Michael Brill writes:

This same tactic happens in talk radio. The morning talk show hosts end a conversation on a topic and then start right into talking about tax problems. They then introduce a tax attorney who comments on what they said then says to call their 800 number. I have not seem the TV stations work so I do not know how "slick" there program is but these radio spots make no disclaimer that this is a commercial. From what I have heard, having talk radio host hock their sponsors wares is common. I would like to see some more effort to let the listener know that these "interviews" are really commercials.

Paul C. Shearer writes:

The purpose of the television station is to make a profit for its owners. (Where there is no margin there is no mission.) Thus, the television station is not a public service. If they overly-commercialize their news broadcasts, viewers will turn to other legitimate sources.

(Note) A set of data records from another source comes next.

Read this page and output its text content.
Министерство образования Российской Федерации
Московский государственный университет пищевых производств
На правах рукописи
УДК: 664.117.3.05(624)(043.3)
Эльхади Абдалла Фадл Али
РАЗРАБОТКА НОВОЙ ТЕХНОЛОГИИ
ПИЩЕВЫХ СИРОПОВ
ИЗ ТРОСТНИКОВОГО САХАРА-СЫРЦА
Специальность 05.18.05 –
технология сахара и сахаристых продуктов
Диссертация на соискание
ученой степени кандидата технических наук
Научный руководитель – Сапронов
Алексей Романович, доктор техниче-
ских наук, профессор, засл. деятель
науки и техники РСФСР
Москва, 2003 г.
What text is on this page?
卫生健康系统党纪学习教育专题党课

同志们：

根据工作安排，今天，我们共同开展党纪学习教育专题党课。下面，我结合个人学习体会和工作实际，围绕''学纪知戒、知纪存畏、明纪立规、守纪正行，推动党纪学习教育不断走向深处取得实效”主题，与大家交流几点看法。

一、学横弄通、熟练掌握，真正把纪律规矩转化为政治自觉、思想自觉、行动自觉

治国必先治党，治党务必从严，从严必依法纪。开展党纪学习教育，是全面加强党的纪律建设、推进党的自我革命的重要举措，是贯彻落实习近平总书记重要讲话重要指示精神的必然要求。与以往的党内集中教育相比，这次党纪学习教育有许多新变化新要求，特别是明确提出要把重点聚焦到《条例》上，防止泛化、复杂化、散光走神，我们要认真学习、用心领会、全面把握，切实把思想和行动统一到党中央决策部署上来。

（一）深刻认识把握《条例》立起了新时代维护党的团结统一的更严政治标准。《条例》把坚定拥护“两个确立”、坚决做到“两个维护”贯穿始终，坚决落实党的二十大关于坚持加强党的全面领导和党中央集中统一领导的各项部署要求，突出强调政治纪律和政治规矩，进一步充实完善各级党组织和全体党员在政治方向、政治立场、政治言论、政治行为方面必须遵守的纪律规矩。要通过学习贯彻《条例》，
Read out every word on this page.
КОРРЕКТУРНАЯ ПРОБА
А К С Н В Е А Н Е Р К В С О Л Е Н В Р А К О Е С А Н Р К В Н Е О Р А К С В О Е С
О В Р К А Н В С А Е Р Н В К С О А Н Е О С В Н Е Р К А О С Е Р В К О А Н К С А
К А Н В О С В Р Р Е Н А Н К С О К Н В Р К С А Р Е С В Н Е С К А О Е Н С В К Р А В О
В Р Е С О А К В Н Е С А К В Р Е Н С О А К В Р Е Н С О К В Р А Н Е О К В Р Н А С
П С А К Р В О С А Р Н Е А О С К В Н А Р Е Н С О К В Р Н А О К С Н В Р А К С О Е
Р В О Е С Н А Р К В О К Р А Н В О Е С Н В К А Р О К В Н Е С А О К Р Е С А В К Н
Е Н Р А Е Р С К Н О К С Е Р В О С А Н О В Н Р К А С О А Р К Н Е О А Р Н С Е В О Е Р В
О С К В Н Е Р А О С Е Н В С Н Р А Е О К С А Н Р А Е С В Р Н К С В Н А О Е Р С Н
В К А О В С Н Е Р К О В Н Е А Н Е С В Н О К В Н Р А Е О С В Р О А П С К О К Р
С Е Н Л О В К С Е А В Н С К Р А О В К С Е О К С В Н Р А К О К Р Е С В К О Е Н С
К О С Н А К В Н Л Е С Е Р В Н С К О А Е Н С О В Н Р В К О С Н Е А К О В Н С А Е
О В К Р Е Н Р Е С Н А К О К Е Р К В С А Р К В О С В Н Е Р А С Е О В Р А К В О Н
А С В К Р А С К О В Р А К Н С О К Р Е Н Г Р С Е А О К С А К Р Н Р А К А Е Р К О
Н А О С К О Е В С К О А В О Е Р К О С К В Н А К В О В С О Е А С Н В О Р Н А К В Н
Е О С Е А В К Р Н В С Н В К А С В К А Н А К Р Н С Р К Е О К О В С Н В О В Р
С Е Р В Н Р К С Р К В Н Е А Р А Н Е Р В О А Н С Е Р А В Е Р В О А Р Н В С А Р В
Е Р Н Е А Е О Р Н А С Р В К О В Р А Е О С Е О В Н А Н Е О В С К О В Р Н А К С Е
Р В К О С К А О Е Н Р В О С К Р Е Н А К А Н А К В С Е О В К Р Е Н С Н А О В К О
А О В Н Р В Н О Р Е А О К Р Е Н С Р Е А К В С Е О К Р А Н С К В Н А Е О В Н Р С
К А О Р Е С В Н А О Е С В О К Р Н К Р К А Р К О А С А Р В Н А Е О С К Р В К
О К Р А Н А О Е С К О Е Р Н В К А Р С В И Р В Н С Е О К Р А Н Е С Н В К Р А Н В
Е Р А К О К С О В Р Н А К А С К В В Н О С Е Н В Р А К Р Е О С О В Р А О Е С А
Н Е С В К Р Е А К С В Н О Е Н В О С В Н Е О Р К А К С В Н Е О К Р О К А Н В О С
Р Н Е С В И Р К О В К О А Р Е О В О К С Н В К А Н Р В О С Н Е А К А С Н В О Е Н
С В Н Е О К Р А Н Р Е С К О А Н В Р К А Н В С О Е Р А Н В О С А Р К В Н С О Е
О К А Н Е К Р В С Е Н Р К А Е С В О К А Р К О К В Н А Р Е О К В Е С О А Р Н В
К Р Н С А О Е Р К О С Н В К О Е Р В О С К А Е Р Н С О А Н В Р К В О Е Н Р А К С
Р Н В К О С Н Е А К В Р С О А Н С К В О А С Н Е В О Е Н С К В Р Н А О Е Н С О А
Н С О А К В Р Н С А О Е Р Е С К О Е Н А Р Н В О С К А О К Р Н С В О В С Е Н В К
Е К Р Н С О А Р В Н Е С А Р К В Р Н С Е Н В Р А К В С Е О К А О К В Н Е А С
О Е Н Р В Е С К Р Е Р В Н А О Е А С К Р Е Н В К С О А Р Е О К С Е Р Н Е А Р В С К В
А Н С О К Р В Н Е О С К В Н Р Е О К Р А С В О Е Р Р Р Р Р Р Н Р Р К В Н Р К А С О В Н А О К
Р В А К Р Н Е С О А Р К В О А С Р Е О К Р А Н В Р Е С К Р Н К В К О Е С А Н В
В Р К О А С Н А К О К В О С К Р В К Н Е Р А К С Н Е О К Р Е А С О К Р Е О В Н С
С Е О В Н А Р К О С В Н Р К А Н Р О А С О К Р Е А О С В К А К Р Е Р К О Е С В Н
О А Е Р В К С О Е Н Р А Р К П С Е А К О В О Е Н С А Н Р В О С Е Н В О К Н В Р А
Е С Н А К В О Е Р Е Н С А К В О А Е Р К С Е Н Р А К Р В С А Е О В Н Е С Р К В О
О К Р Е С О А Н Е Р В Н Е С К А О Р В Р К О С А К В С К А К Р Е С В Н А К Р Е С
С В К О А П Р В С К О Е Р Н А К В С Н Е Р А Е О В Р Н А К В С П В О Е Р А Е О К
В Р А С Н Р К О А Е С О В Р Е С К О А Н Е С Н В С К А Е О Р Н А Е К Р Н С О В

If the public gets turned off, stations lose money and market forces will force them to abandon the practice. If the public continues to watch, then apparently you are isolated in your outrage.

Alex B. Pinero writes:

I would be far more interested in a consistent, significant revelation concerning the egregious biases and editorial spin, rather than some local station making a few bucks from advertisers in the entertainment minute during its broadcast.

In response to ifeminisits:

Susan M. Sansenbaugher writes:

This issue is not one of "the right of women to golf" as a game, but the right of women to the tools of the business world. Your comparison of Augusta to the Boy Scouts, Girl Scouts, or other such organizations is a comparison of apples to oranges - these organizations do not lend themselves to influencing business the way that golf, and golf club memberships, do.

Anthony Melson writes:

Call it a diversion from the Middle East conflict. Call it lighthearted entertainment. Or call it "Calling a spade a spade." I agree with the points you make. Burke's "right to golf" is laughable. You've hit the nail on the head with this story, or perhaps "hit the ball off the tee."

David Heinaman writes:

Problem is, I doubt your accurate description of the situation as "laughable" will not make it "not laughable" in a few years. Augusta will cave.

Steve Clark writes:

I'm curious why I don't more often see the simple argument of freedom of assembly. Was this struck down somewhere, or does it lead to other issues? We used to be free to assemble with whomever we wanted but I guess now that's only for political assemblies because everybody else (especially in commercial enterprises) has to be inclusive.

Now that is interesting -- nobody can choose with whom they associate except those preparing to make our laws.

In response to Conscientious Observer:

Dennis Bates writes:

Money won't help the children to look good, but a beautiful mom will.

Anthony McDowell writes:

The answer is simple: in a divorce the man is not going to get half of her good looks.

Karin McGill writes:

You really made your point about looks vs. income. As an educated and professional woman, I agree that financial success means more than just money in the bank. For me, it means discipline and responsibility. I hope, one day, my daughter pursues a gentleman homely but successful rather than attractive with nothing more to offer.

J. W. Snyder writes:

To compare good looks and money as equally important is to ignore these facts, and more importantly to give money obsessed women a free-pass in their dangerous material obsessed tendencies and backhand men for liking beautiful women. Men who marry and then divorce rich women and take their money are called gigolos; and many go to jail quite rightly. Why shouldn't women be held to the same standards?

Peter Novick writes:

Money will last. A woman’s good looks won’t!